Figure 1.

Genome organization, viral spread and blood brain barrier integrity following intracerebral infection with either LCMV Armstrong or rLCMV/INDG. (A) Schema of the LCMV-Armstrong (LMCV-ARM) and rLCMV/INDG genomes. Both viruses consist of two single-stranded negative-strand RNA segments, encoding two viral genes in ambisense orientation each. The long (L) segment encodes for the RNA-dependent RNA polymerase L and for the matrix protein Z, while the short (S) segment carries the GP and NP genes. rLCMV/INDG was created by substituting the LCMV-GP gene for vesicular stomatitis virus-INDG (Pinschewer et al., 2003). (B–E) C57BL/6 mice were infected intracerebrally with rLCMV/INDG or LCMV-ARM as indicated or were left uninfected. (B and C) Viral S-segment (S seg.) RNA in brain was detected at the indicated day (d) after intracerebral infection by northern blot (ethidium bromide staining of 28S rRNA indicates loading control; lanes represent individual animals). (D) Immunohistochemical detection of LCMV-NP confirms reduced spread of rLCMV/INDG as compared to LCMV-Armstrong.
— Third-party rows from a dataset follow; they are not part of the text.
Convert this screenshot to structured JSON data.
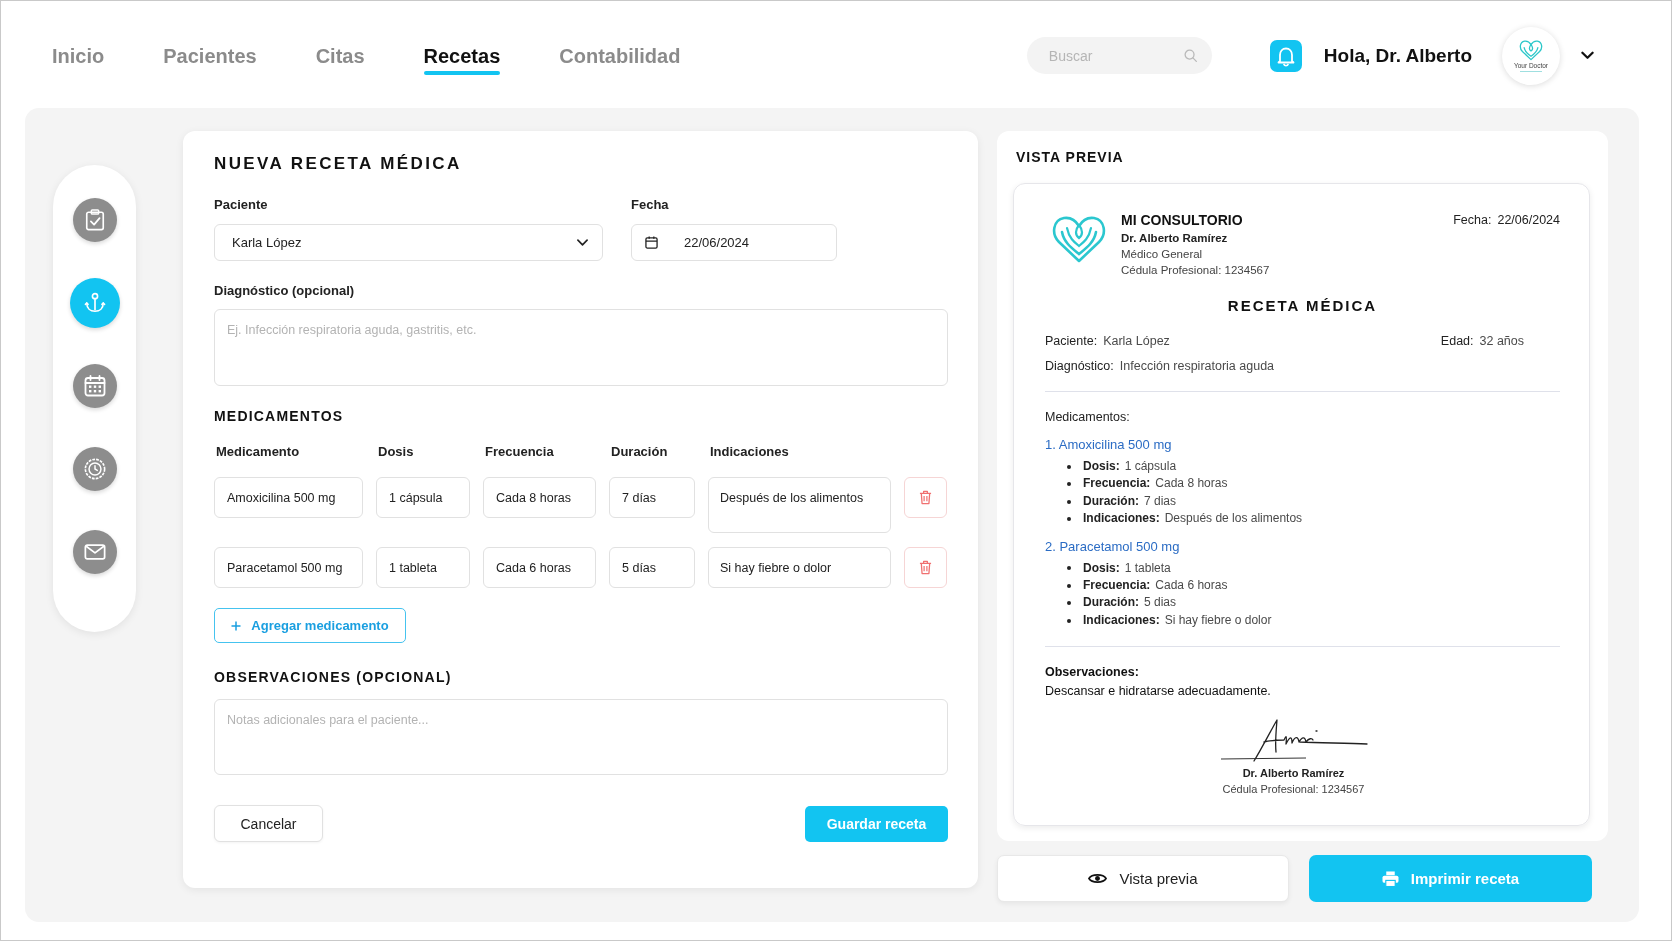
{
  "header": {
    "tabs": [
      {
        "label": "Inicio",
        "selected": false
      },
      {
        "label": "Pacientes",
        "selected": false
      },
      {
        "label": "Citas",
        "selected": false
      },
      {
        "label": "Recetas",
        "selected": true
      },
      {
        "label": "Contabilidad",
        "selected": false
      }
    ],
    "search": {
      "placeholder": "Buscar"
    },
    "greeting": "Hola, Dr. Alberto",
    "avatar_caption": "Your Doctor"
  },
  "sidebar": {
    "items": [
      {
        "kind": "clipboard",
        "selected": false
      },
      {
        "kind": "anchor",
        "selected": true
      },
      {
        "kind": "calendar",
        "selected": false
      },
      {
        "kind": "clock",
        "selected": false
      },
      {
        "kind": "mail",
        "selected": false
      }
    ]
  },
  "form": {
    "title": "NUEVA RECETA MÉDICA",
    "patient": {
      "label": "Paciente",
      "value": "Karla López"
    },
    "date": {
      "label": "Fecha",
      "value": "22/06/2024"
    },
    "diagnosis": {
      "label": "Diagnóstico (opcional)",
      "placeholder": "Ej. Infección respiratoria aguda, gastritis, etc."
    },
    "medications": {
      "title": "MEDICAMENTOS",
      "columns": [
        "Medicamento",
        "Dosis",
        "Frecuencia",
        "Duración",
        "Indicaciones"
      ],
      "rows": [
        {
          "medication": "Amoxicilina 500 mg",
          "dose": "1 cápsula",
          "frequency": "Cada 8 horas",
          "duration": "7 días",
          "instructions": "Después de los alimentos"
        },
        {
          "medication": "Paracetamol 500 mg",
          "dose": "1 tableta",
          "frequency": "Cada 6 horas",
          "duration": "5 días",
          "instructions": "Si hay fiebre o dolor"
        }
      ],
      "add_button": "Agregar medicamento"
    },
    "observations": {
      "title": "OBSERVACIONES (OPCIONAL)",
      "placeholder": "Notas adicionales para el paciente..."
    },
    "cancel_button": "Cancelar",
    "save_button": "Guardar receta"
  },
  "preview": {
    "title": "VISTA PREVIA",
    "document": {
      "clinic": "MI CONSULTORIO",
      "doctor": "Dr. Alberto Ramírez",
      "specialty": "Médico General",
      "license": "Cédula Profesional: 1234567",
      "date": {
        "label": "Fecha:",
        "value": "22/06/2024"
      },
      "heading": "RECETA MÉDICA",
      "patient": {
        "label": "Paciente:",
        "value": "Karla López"
      },
      "age": {
        "label": "Edad:",
        "value": "32 años"
      },
      "diagnosis": {
        "label": "Diagnóstico:",
        "value": "Infección respiratoria aguda"
      },
      "medications_label": "Medicamentos:",
      "medications": [
        {
          "title": "1. Amoxicilina 500 mg",
          "details": [
            {
              "label": "Dosis:",
              "value": "1 cápsula"
            },
            {
              "label": "Frecuencia:",
              "value": "Cada 8 horas"
            },
            {
              "label": "Duración:",
              "value": "7 dias"
            },
            {
              "label": "Indicaciones:",
              "value": "Después de los alimentos"
            }
          ]
        },
        {
          "title": "2. Paracetamol 500 mg",
          "details": [
            {
              "label": "Dosis:",
              "value": "1 tableta"
            },
            {
              "label": "Frecuencia:",
              "value": "Cada 6 horas"
            },
            {
              "label": "Duración:",
              "value": "5 dias"
            },
            {
              "label": "Indicaciones:",
              "value": "Si hay fiebre o dolor"
            }
          ]
        }
      ],
      "observations": {
        "label": "Observaciones:",
        "text": "Descansar e hidratarse adecuadamente."
      },
      "signature": {
        "name": "Dr. Alberto Ramírez",
        "license": "Cédula Profesional: 1234567"
      }
    },
    "buttons": [
      {
        "kind": "preview",
        "label": "Vista previa"
      },
      {
        "kind": "print",
        "label": "Imprimir receta"
      }
    ]
  }
}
Note that LCMV- Armstrong (Days 4 and 6) and also rLCMV/INDG (Day 6) spreads into some subependymal cells (arrows). (E) At Day 6 after infection, animals were given horseradish peroxide (HRP) intravenously. One hour later, they were sacrificed for detection of horseradish peroxidase leakage into the brain parenchyma, indicative of blood brain barrier breakdown. Representative pictures of horseradish peroxidase reactions are shown (n = 3–4 animals per group). Scale bar for D: 100 µm; for E: 500 µm.